Consider the quadratic equation

\begin{equation*}
x^2 - 2x + 5 = 0
\end{equation*}

Using the quadratic formula to solve the equation, we find

\begin{equation*}
x=\dfrac{-(-2) \pm \sqrt{(-2)^2-4(1)(5)}}{2} = \dfrac{2 \pm \sqrt{-16}}{2}
\end{equation*}

If we now replace \(\sqrt{-16}\) by \(4i\text{,}\) we have

\begin{equation*}
x = \dfrac{2 \pm 4i}{2} = 1 \pm 2i
\end{equation*}

The two solutions are \(1 + 2i\) and \(1 - 2i\text{.}\) These are examples of complex numbers.

A complex number can be written in the form

\begin{equation*}
z=a+bi,
\end{equation*}

where \(a\) and \(b\) are real numbers.

Examples of complex numbers are

\begin{equation*}
3-5i,~ 2+\sqrt{7}i,~ \dfrac{4-i}{3},~ 6i,~~\text{and} ~~ -9
\end{equation*}

In a complex number \(a+bi\text{,}\) \(a\) is called the real part, and \(b\) is called the imaginary part. All real numbers are also complex numbers (with imaginary part equal to zero). A complex number whose real part equals 0 is called a pure imaginary number.

The real and imaginary parts of a complex number cannot be combined. Thus, two complex numbers \(z_1\) and \(z_2\) are equal if and only if their real parts are equal and their imaginary parts are equal.

Two complex numbers \(z_1 = a + bi\) and \(z_2 = c + di\) are equal if and only if

\begin{equation*}
a = c ~~ \text{and} ~~ c = d
\end{equation*}

The solutions of the equation \(x^2-2x+2=0\) are \(\dfrac{2 \pm \sqrt{-4}}{2}\text{.}\) Write these solutions as complex numbers, and simplify.

Solution

Because \(\sqrt{-4} = \sqrt{-1}\sqrt{4} = 2i,\) we have \(\dfrac{2 \pm \sqrt{-4}}{2} = \dfrac{2 \pm 2i}{2}\text{,}\) or \(1 \pm i\text{.}\) The solutions are \(1+i\) and \(1-i\text{.}\)

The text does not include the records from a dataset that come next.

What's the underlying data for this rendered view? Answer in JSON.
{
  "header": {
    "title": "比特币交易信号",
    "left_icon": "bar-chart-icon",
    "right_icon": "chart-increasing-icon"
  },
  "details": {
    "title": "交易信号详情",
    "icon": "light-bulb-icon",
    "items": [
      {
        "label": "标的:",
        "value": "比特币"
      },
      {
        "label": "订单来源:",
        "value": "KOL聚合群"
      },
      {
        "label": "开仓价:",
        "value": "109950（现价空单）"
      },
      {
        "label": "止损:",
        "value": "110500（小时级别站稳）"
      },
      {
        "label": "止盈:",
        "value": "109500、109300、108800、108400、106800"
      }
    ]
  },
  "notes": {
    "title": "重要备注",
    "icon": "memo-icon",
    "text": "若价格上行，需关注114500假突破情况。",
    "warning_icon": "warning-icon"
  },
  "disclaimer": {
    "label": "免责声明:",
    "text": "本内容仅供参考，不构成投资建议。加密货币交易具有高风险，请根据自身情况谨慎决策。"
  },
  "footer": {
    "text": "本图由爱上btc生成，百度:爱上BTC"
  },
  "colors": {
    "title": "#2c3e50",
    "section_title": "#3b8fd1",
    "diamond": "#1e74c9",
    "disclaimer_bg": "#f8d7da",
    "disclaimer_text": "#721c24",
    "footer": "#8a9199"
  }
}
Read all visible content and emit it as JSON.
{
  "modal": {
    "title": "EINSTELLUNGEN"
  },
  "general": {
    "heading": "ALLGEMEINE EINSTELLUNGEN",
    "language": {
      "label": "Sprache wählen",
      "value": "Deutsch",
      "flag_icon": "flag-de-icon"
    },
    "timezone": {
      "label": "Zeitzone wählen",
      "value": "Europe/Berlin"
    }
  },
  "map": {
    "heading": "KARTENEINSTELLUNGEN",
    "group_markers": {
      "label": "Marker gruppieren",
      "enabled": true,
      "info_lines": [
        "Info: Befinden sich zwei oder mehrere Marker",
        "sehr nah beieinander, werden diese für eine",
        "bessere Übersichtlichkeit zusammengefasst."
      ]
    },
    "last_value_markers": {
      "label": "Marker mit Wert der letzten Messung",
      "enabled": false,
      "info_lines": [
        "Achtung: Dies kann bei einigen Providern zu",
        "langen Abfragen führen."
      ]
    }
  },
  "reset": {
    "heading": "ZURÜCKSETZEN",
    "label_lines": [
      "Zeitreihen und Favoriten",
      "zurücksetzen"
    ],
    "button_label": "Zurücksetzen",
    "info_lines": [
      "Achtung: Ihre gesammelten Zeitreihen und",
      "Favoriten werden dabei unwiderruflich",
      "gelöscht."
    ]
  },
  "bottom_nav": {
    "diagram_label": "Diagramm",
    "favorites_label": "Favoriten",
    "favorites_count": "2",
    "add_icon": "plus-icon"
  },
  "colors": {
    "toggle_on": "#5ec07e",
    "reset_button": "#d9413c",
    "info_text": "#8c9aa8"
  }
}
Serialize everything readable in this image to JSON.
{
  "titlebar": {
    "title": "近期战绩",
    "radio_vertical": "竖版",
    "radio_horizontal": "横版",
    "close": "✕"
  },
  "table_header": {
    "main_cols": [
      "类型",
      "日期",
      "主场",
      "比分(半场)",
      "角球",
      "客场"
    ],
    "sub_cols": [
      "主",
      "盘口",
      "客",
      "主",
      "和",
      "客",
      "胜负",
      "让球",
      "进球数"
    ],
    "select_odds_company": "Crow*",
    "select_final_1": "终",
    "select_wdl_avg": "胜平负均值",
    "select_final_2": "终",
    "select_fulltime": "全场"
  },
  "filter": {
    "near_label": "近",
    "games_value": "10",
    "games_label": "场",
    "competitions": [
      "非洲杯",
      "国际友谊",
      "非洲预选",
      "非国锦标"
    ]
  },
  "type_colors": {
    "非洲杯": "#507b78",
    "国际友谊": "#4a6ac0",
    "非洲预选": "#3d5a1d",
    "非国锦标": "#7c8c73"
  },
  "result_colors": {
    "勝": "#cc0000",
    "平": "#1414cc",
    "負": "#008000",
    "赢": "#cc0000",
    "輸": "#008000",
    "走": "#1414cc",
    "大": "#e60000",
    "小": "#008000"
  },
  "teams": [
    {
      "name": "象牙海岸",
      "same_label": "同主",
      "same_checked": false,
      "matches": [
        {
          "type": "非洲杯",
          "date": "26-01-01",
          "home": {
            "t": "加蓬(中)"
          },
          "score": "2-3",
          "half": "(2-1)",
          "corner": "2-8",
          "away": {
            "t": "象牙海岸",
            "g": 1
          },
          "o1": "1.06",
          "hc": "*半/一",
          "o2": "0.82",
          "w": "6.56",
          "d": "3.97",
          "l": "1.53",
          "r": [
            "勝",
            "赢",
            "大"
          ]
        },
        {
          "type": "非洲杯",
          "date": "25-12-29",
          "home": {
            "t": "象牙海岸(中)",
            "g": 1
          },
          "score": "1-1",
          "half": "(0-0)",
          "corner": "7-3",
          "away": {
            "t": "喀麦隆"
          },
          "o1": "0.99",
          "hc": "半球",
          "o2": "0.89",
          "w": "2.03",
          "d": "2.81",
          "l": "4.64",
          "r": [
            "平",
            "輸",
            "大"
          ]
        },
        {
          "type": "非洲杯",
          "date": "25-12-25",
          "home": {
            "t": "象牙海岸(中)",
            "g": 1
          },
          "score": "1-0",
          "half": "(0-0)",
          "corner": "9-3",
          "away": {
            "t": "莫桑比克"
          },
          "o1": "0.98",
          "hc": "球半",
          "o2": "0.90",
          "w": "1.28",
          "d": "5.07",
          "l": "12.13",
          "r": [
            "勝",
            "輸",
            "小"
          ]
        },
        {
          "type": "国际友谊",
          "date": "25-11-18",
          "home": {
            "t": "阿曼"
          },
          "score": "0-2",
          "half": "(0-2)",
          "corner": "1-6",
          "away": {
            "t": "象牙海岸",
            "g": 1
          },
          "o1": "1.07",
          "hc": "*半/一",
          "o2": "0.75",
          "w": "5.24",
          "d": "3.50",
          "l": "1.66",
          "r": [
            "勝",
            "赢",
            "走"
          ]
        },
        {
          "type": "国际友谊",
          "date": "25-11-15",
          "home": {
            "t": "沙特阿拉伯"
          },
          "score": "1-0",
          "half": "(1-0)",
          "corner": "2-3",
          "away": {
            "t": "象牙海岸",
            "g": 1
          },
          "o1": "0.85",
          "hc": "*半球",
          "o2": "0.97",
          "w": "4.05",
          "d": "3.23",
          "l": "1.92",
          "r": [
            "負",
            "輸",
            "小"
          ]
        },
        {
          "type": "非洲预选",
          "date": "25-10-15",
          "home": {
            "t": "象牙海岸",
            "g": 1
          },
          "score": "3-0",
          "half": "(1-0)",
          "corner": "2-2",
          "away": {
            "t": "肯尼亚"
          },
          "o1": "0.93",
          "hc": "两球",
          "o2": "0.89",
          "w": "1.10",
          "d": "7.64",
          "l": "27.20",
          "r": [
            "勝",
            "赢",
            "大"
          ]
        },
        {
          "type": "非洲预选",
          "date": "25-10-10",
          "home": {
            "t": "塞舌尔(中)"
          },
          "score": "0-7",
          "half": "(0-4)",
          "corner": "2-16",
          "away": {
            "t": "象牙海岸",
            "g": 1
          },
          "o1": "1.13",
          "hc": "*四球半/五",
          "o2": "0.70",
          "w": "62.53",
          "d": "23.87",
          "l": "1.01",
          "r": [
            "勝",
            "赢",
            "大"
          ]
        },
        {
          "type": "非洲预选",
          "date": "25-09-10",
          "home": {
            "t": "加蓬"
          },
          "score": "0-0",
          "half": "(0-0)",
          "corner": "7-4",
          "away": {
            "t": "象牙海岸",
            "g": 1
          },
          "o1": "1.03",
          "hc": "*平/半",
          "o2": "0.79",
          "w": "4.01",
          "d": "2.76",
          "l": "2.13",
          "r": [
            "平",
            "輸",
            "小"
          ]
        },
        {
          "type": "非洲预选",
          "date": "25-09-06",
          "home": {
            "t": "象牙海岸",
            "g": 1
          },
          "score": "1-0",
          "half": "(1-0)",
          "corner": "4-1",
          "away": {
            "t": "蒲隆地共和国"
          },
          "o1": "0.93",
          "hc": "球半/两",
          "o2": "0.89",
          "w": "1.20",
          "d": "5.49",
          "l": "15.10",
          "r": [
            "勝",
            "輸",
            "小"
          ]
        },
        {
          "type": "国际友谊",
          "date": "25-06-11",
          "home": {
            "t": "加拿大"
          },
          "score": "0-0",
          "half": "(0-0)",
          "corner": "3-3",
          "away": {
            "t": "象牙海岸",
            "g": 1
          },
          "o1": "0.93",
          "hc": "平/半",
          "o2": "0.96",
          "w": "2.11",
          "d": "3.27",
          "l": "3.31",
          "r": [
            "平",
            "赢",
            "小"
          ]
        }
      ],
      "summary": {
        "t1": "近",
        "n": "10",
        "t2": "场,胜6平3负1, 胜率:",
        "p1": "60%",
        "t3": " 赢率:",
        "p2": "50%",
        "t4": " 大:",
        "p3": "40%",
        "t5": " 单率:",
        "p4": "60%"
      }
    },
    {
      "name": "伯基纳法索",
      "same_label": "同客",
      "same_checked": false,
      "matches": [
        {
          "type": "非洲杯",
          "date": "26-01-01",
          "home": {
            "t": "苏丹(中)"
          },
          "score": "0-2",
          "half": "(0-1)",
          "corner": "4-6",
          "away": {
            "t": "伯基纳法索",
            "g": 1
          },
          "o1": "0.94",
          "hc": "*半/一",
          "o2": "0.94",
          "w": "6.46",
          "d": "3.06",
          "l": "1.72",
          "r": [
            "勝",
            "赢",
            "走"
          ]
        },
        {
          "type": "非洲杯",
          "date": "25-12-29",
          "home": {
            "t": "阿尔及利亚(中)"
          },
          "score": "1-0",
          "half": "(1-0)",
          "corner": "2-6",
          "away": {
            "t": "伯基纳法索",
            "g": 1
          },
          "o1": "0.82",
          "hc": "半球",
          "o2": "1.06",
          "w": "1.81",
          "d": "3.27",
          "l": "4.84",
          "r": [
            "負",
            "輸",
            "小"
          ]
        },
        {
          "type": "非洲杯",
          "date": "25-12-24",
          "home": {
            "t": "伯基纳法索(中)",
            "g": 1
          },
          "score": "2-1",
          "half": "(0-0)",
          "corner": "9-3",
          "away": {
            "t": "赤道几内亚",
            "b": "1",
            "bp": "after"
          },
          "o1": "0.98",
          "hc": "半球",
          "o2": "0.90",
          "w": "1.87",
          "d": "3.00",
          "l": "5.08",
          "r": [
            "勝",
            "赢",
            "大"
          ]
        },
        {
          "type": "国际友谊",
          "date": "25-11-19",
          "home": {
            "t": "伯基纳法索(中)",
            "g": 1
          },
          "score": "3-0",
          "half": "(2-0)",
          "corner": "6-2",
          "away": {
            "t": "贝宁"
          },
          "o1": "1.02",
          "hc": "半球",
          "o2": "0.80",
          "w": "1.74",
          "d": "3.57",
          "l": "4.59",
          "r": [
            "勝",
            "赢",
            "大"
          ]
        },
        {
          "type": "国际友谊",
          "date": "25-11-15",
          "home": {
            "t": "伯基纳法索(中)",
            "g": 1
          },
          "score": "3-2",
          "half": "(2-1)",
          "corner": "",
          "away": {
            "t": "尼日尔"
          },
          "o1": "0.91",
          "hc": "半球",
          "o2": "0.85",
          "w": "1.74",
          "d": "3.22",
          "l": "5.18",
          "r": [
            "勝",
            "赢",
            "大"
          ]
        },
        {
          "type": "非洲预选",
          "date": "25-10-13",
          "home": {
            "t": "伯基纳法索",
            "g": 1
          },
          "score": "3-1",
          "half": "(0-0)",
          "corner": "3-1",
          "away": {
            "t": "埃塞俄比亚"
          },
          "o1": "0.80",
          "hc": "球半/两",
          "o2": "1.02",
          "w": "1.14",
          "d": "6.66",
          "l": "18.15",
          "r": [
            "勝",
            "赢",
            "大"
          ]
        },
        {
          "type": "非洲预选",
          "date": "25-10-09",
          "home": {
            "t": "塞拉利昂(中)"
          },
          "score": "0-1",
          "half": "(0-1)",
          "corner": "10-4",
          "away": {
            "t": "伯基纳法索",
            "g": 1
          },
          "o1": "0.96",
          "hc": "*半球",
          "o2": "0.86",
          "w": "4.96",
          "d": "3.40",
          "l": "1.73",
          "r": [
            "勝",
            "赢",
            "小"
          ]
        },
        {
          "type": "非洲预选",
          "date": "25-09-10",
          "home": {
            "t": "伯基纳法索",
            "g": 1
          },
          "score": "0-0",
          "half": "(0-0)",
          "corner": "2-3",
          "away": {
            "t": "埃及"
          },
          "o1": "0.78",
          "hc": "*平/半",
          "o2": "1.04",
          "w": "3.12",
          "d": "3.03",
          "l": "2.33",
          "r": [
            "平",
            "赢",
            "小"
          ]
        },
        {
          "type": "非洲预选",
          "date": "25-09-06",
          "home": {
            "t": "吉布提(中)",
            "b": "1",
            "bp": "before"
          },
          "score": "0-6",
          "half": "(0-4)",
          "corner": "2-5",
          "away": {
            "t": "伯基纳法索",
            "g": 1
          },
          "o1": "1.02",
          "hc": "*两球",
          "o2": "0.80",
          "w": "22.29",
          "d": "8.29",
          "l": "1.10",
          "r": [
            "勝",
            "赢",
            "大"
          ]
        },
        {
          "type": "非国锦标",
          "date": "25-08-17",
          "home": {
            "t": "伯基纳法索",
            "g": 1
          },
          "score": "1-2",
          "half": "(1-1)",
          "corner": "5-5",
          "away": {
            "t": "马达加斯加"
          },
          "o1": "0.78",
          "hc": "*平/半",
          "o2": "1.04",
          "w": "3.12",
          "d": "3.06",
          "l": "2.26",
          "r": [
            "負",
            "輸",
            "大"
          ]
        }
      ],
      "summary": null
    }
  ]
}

Use extraction of roots to solve \((2x+1)^2 + 9 = 0\text{.}\) Write your answers as complex numbers.

Answer

\(x=\dfrac{-1}{2}\pm\dfrac{3}{2}i\)

We add and subtract complex numbers by combining their real and imaginary parts separately. For example,

\begin{equation*}
\begin{aligned}[t]
(4+5i)+(2-3i) \amp = (4+2) + (5-3)i\\
\amp = 6+2i\\
\end{aligned}
\end{equation*}

The algebraic form of this rule can be stated as follows.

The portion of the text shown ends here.